Artisan III - Miche, Sourdough with Two Levain Builds: 230% in Final Dough
Didier Rosada [1] is our instructor at Artisan III course at the San Francisco Baking Institute. The course is intensive in technical knowledge as in baking schedule. Didier is an incredible instructor with amazing energy; he "trained and led the Bread Bakers Guild Team USA to first place victory in the bread category at the Coupe du Monde de la Boulangerie in Paris in 1996." [1]
I chose to blog this bread because, as Didier said, this bread is what bread was like "in his grandfather's days" (he came from south of France), also because back home I don't normally have the luxury of baking big size breads.
Formula
First Levain Build - Day one at 2:30 pm
- 64 g high extraction flour*
- 76 g water
- 16 g liquid starter @100% hydration
Mix all ingredients until well incorporated with desired temperature of 21C/70F and allow to ferment 16 hours at room temp 18 - 21C/65 - 70F.

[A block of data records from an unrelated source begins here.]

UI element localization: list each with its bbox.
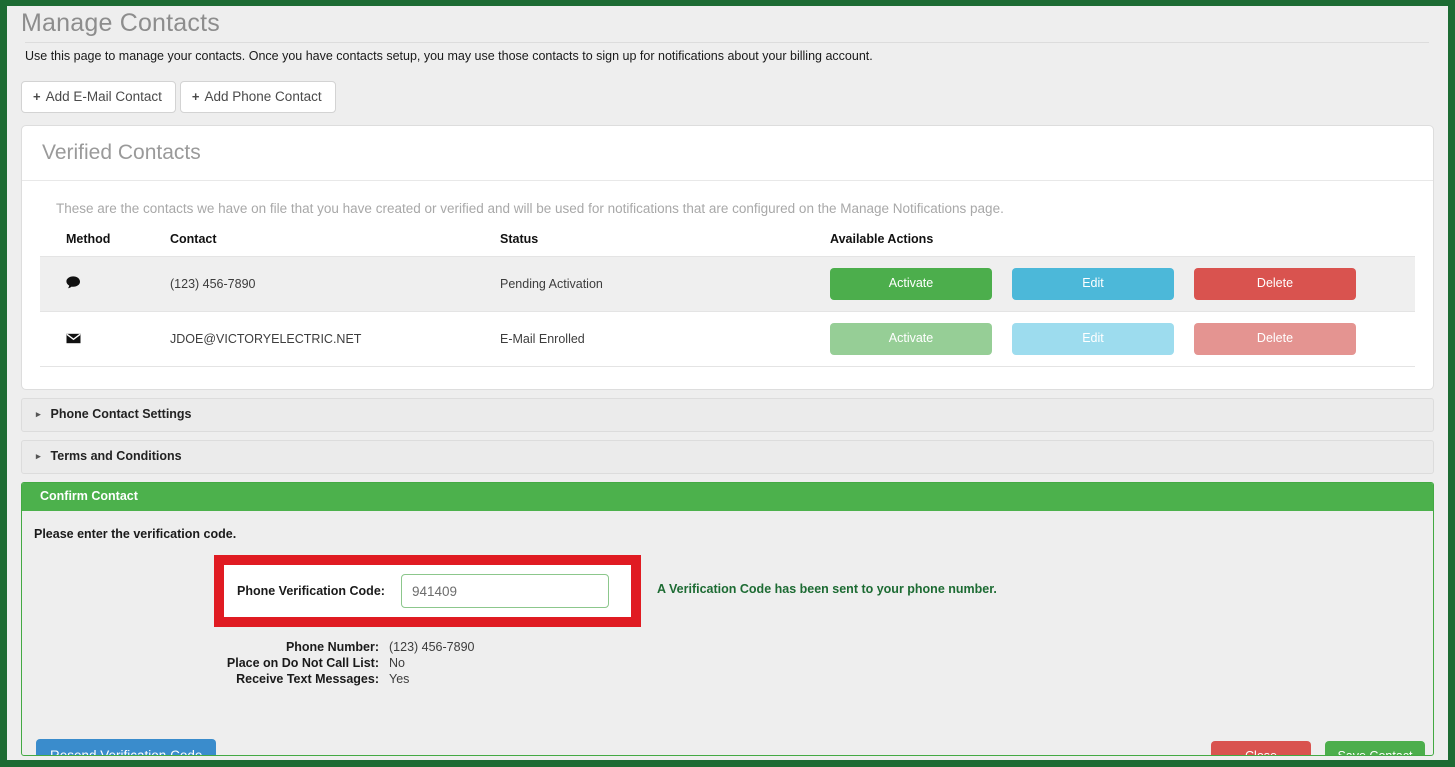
verification-code-row: Phone Verification Code: A Verification … (34, 555, 1433, 627)
detail-label: Receive Text Messages: (236, 672, 379, 686)
resend-verification-code-button[interactable]: Resend Verification Code (36, 739, 217, 755)
manage-contacts-page: Manage Contacts Use this page to manage … (7, 6, 1448, 760)
confirm-contact-panel: Confirm Contact Please enter the verific… (21, 482, 1434, 756)
contact-value-cell: (123) 456-7890 (170, 256, 500, 312)
add-email-contact-label: Add E-Mail Contact (45, 89, 162, 104)
verified-contacts-body: These are the contacts we have on file t… (22, 181, 1433, 389)
speech-bubble-icon (66, 276, 81, 292)
contact-actions-cell: Activate Edit Delete (830, 311, 1415, 367)
add-phone-contact-label: Add Phone Contact (204, 89, 322, 104)
detail-label: Phone Number: (285, 640, 379, 654)
column-header-actions: Available Actions (830, 232, 1415, 257)
contact-method-cell (40, 311, 170, 367)
column-header-method: Method (40, 232, 170, 257)
add-email-contact-button[interactable]: + Add E-Mail Contact (21, 81, 176, 113)
verification-sent-message: A Verification Code has been sent to you… (657, 582, 997, 596)
detail-row-receive-text: Receive Text Messages: Yes (34, 671, 1433, 687)
verification-code-input[interactable] (400, 574, 609, 608)
verification-code-label: Phone Verification Code: (237, 584, 385, 598)
detail-label: Place on Do Not Call List: (226, 656, 379, 670)
contacts-table: Method Contact Status Available Actions (40, 232, 1415, 367)
detail-value: (123) 456-7890 (389, 640, 475, 654)
table-row: JDOE@VICTORYELECTRIC.NET E-Mail Enrolled… (40, 311, 1415, 367)
detail-value: No (389, 656, 405, 670)
column-header-contact: Contact (170, 232, 500, 257)
table-row: (123) 456-7890 Pending Activation Activa… (40, 256, 1415, 312)
verified-contacts-card: Verified Contacts These are the contacts… (21, 125, 1434, 390)
plus-icon: + (191, 89, 200, 104)
verified-contacts-title: Verified Contacts (22, 126, 1433, 181)
plus-icon: + (33, 89, 41, 104)
verification-instruction: Please enter the verification code. (34, 527, 237, 541)
contact-value-cell: JDOE@VICTORYELECTRIC.NET (170, 311, 500, 367)
action-button-group: Activate Edit Delete (830, 268, 1415, 300)
chevron-right-icon: ▸ (36, 451, 41, 461)
activate-button: Activate (830, 323, 992, 355)
activate-button[interactable]: Activate (830, 268, 992, 300)
chevron-right-icon: ▸ (36, 409, 41, 419)
accordion-terms-and-conditions[interactable]: ▸ Terms and Conditions (21, 440, 1434, 474)
action-button-group: Activate Edit Delete (830, 323, 1415, 355)
contact-actions-cell: Activate Edit Delete (830, 256, 1415, 312)
edit-button[interactable]: Edit (1012, 268, 1174, 300)
page-title: Manage Contacts (21, 9, 220, 37)
edit-button: Edit (1012, 323, 1174, 355)
confirm-panel-footer-actions: Close Save Contact (1211, 741, 1425, 755)
contact-details-list: Phone Number: (123) 456-7890 Place on Do… (34, 639, 1433, 687)
save-contact-button[interactable]: Save Contact (1325, 741, 1425, 755)
envelope-icon (66, 331, 81, 347)
table-header-row: Method Contact Status Available Actions (40, 232, 1415, 257)
contact-method-cell (40, 256, 170, 312)
delete-button: Delete (1194, 323, 1356, 355)
detail-value: Yes (389, 672, 410, 686)
detail-row-do-not-call: Place on Do Not Call List: No (34, 655, 1433, 671)
verified-contacts-description: These are the contacts we have on file t… (56, 201, 1004, 216)
confirm-contact-body: Please enter the verification code. Phon… (22, 511, 1433, 755)
page-intro-text: Use this page to manage your contacts. O… (25, 42, 1429, 63)
contact-status-cell: E-Mail Enrolled (500, 311, 830, 367)
accordion-phone-contact-settings[interactable]: ▸ Phone Contact Settings (21, 398, 1434, 432)
add-contact-toolbar: + Add E-Mail Contact + Add Phone Contact (21, 81, 1448, 113)
delete-button[interactable]: Delete (1194, 268, 1356, 300)
column-header-status: Status (500, 232, 830, 257)
confirm-contact-panel-title: Confirm Contact (22, 483, 1433, 511)
verification-code-highlight-box: Phone Verification Code: (214, 555, 641, 627)
add-phone-contact-button[interactable]: + Add Phone Contact (179, 81, 336, 113)
accordion-label: Terms and Conditions (50, 449, 182, 463)
accordion-label: Phone Contact Settings (50, 407, 192, 421)
detail-row-phone-number: Phone Number: (123) 456-7890 (34, 639, 1433, 655)
close-button[interactable]: Close (1211, 741, 1311, 755)
contact-status-cell: Pending Activation (500, 256, 830, 312)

* If high extraction flour is not available, substitute with 80% white bread flour and 20% whole wheat flour.
Second Levain Build - Day two @6:30 am
- 388 g high extraction flour*
- 466 g water
- 2 g salt
- 156 g all of first levain build
(The SFBI staff did this levain build for us.) Mix all ingredients until well incorporated with desired temperature of 21C/70F and allow to ferment 8 hours at room temperature 18 - 21C/65 - 70F.
Final Dough - Day two @2:30 pm
- 263 g bread flour
- 88 g high extraction flour*
- 88 g medium rye flour
- 97 g water (@55F)
- 17 g salt
- 1,012 g all of the second levain build**
Total dough weight 1,565 g and total dough hydration 72%
**Note: the total levain is 230% of final dough flour.
- Mix all ingredients in first speed of your mixer until well incorporated about 3 - 4 minutes.
- Switch to second speed (approx. the 4th gear on home Kitchen Aid mixer) for 2 - 3 minutes until medium strength of gluten development.
- First fermentation in mixing bowl for 30 minutes.
- Turn out onto a lightly floured work bench and pre-shape to light ball.
- Rest 20 - 30 minutes.
- Shape into a boule and place in a well dusted linen-lined basket.
- Proof retarding overnight at 8 - 9C/46 - 58 F (in this case 18 hours).
Bake - Day three @10:15 am
- One hour before baking, turn on your oven to pre-heat to 450F.
- Score (or stencil) your dough any way you like (a traditional score is diamond score; I did a stencil of three overlapping circles with three scores).
- Bake for one hour with steam before and right after the dough is loaded onto your baking stone.
- Cool before slice.
Didier used my Miche as demo to explain that this bread was how bread was made in the old days and that its flavor was quite sour. The sour taste is too strong for my liking but apparently many people in the U.S. like the strong sour taste and, surprisingly for me, almost all the other Aussies in the class like it too. I was told that these days in France however, people generally don't like it too sour.
If I were to do this Miche again, the following are the changes I would incorporate:
- Hand mix to achieve a more open crumb;
- Increase total dough hydration to 76% at least, also for more open crumb; and
- To cut down the sourness by reducing the levain as a % of final dough flour from 230% to 120% or lower (in which case the shaped dough will proof at room temperature for an hour or two before goes into the retarder and for shorter time).
- I like the flour profile and will make no change in that.
Shiao-Ping
p.s. I asked Didier if I could blog this formula with his picture and the answer was a very happy yes to me. Thank you, Didier.